Integral of product of two Bernoulli polynomials I found formula of integral of product of two Bernoulli polynomial in Takashi Agoh & Karl Dilcher (http://www.sciencedirect.com/science/article/pii/S0022247X1100312X)
$\int_{0}^{1}B_k(t)B_m(t)dt=(-1)^{k-1}\frac{k!m!}{(k+m)!}B_{k+m}$
valid for $k+m\geq2$
where $B_k(t)$ and $B_m(t)$ are Bernoulli polynomials and $B_{k+m}$ is Bernoulli number
why it was valid just for $k+m\geq2$ not for $k+m<2$? 
Thanks for any helps
 A: Hint: try it for $k = 0, m = 1$.
As for "why didn't the proof work in this situation?", it's probably an inductive proof, and the base cases are probably $(m, k) = (2,0), (1,1)$ and $(0, 2)$. Sometimes that happens.  

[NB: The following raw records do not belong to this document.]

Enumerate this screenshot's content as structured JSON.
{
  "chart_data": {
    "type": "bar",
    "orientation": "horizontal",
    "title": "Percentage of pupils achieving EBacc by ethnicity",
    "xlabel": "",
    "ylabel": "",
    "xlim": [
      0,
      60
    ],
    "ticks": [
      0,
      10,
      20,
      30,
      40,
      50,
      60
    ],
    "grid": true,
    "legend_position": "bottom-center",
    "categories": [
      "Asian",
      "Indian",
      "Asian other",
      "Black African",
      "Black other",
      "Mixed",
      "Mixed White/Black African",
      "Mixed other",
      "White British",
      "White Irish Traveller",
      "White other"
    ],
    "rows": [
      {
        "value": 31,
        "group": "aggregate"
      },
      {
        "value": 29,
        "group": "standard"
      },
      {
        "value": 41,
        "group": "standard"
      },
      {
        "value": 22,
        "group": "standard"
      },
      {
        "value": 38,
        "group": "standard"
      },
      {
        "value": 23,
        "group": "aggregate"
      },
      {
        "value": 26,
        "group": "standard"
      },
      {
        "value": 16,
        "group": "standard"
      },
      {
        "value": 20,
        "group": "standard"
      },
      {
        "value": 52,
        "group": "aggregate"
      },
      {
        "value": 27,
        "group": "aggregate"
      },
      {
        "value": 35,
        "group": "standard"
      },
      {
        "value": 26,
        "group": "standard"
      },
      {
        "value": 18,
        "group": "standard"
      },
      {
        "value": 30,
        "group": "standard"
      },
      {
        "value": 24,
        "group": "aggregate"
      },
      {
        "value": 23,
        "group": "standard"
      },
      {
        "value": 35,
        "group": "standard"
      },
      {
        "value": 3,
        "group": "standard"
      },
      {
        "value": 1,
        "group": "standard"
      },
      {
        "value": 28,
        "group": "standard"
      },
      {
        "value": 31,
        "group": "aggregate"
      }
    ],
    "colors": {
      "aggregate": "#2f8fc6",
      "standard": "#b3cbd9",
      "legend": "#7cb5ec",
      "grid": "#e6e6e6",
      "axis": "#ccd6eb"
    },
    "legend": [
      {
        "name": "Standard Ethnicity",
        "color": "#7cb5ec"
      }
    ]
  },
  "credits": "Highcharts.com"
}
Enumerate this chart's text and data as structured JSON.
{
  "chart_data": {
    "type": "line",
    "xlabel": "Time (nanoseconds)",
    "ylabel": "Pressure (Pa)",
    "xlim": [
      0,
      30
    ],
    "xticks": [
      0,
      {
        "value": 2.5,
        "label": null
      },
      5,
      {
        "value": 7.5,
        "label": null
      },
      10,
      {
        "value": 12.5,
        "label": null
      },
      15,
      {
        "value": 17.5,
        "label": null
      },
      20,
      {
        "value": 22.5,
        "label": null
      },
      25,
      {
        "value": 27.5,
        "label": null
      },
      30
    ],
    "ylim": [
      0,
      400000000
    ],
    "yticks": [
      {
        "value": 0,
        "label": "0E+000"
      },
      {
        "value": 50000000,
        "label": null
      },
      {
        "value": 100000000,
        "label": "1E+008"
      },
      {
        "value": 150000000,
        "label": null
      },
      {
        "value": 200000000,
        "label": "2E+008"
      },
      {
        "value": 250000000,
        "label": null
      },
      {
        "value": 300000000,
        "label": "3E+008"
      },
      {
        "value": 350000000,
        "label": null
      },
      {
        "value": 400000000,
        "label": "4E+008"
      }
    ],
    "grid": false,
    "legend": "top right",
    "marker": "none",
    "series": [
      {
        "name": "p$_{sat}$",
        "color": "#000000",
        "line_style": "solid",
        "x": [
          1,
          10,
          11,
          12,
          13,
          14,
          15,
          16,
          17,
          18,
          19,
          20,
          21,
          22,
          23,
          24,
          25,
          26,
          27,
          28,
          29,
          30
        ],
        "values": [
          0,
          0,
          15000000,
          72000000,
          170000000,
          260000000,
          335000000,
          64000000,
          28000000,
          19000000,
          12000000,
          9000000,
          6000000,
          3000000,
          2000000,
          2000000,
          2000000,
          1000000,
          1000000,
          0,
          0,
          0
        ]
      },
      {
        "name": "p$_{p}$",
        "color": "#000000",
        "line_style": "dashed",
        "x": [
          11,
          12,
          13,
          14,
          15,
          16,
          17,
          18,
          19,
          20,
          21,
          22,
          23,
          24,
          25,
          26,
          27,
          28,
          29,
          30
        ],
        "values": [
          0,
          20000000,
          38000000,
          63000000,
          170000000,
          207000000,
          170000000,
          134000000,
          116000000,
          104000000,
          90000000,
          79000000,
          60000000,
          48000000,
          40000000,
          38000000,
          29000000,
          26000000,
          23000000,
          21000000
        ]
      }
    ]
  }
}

Also: your formula, as written, doesn't quite make sense -- on the left you have a number, a definite integral; on the right, you have a function $B_{k+m}$. (Resolved: According to the comments, the same symbol is used for the name of the function as for its value at $x = 0$. Sigh. God help the programmer who has to write a program to handle this...)

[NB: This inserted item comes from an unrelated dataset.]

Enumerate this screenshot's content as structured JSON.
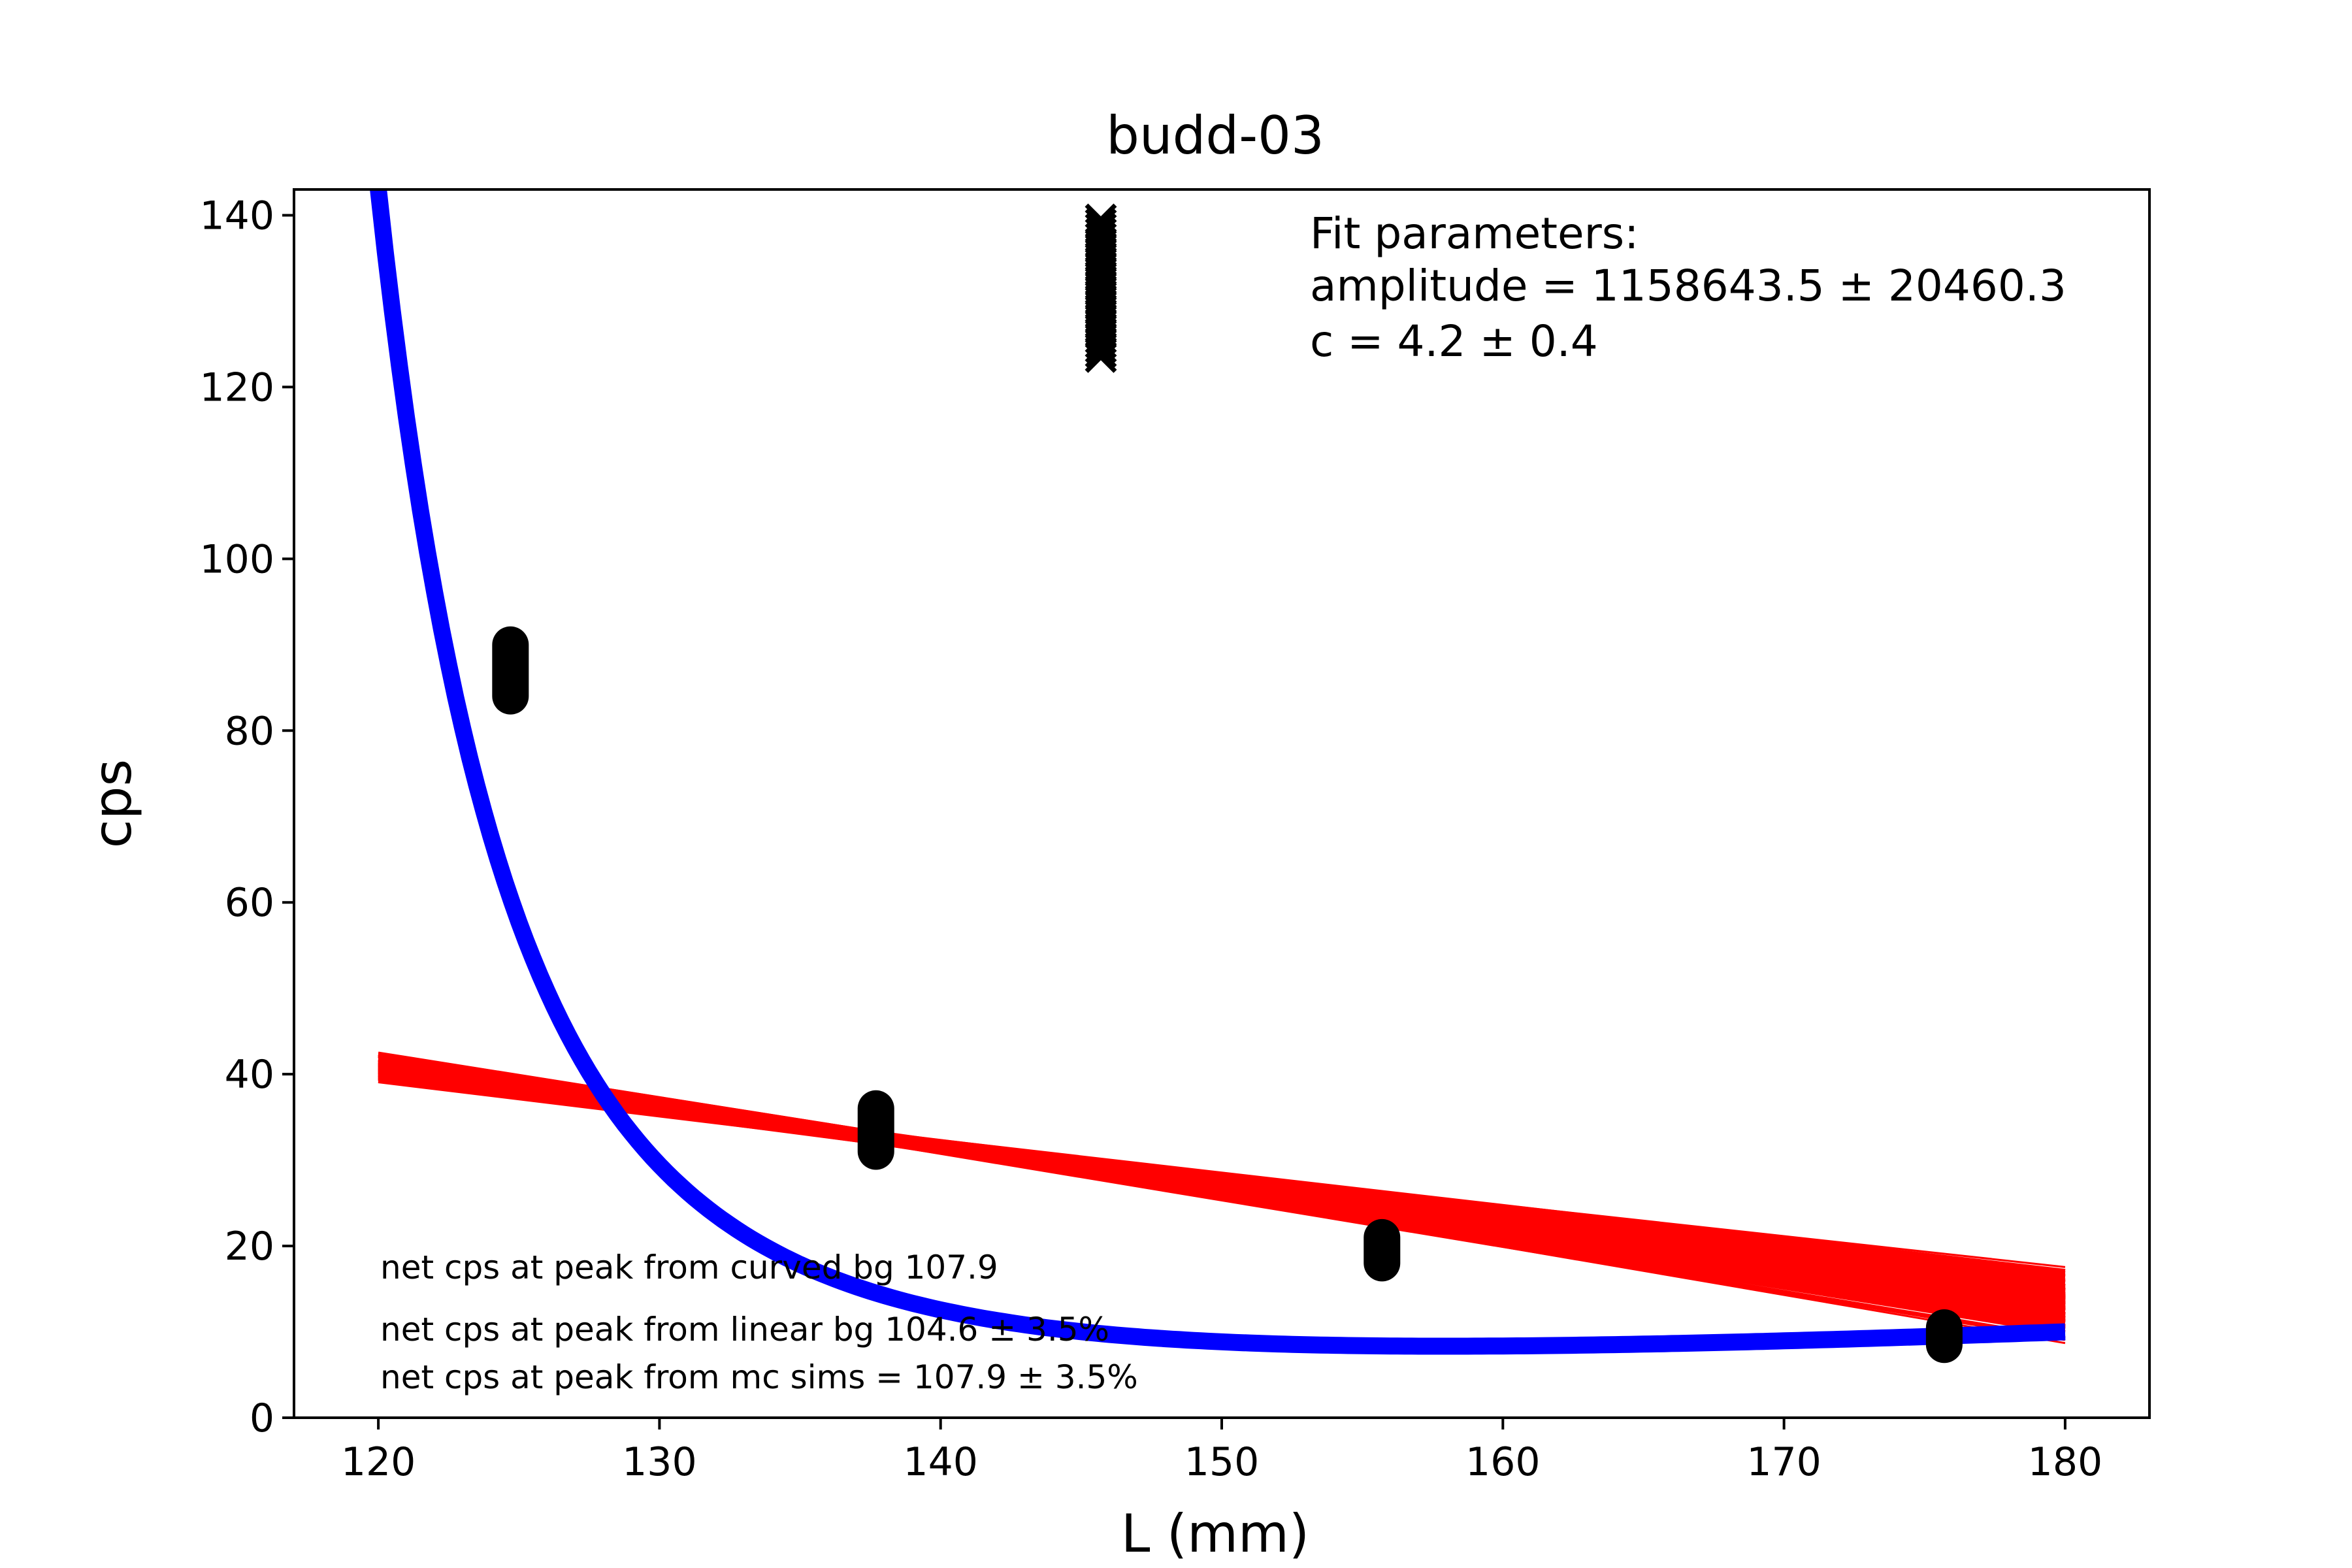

OK, I'll do the case $k = 0, m = 1$. In this case, $B_k = 1$ and $B_m(x) = x - \frac{1}{2}$. $B_{m+k} = B_{m+k}(0) = B_1(0) = -\frac{1}{2}$. 
Now let's compute:
\begin{align}
\int_0^1 B_0(t) B_1(t) ~ dt &= \int_0^1 1 \cdot (x - \frac{1}{2})~dt \\
 &= \int_0^1 x - \frac{1}{2}~dt \\
 &= \left. \frac{x^2}{2} - \frac{x}{2} \right|_0^1 \\
&= 0. 
\end{align}
So...the reason the theorem doesn't work in that case is that $-1/2 \ne 0$. 
Why does the proof work in the other cases? Well, I'm pretty sure you can look up the proof elsewhere; there's not much reason to duplicate it here.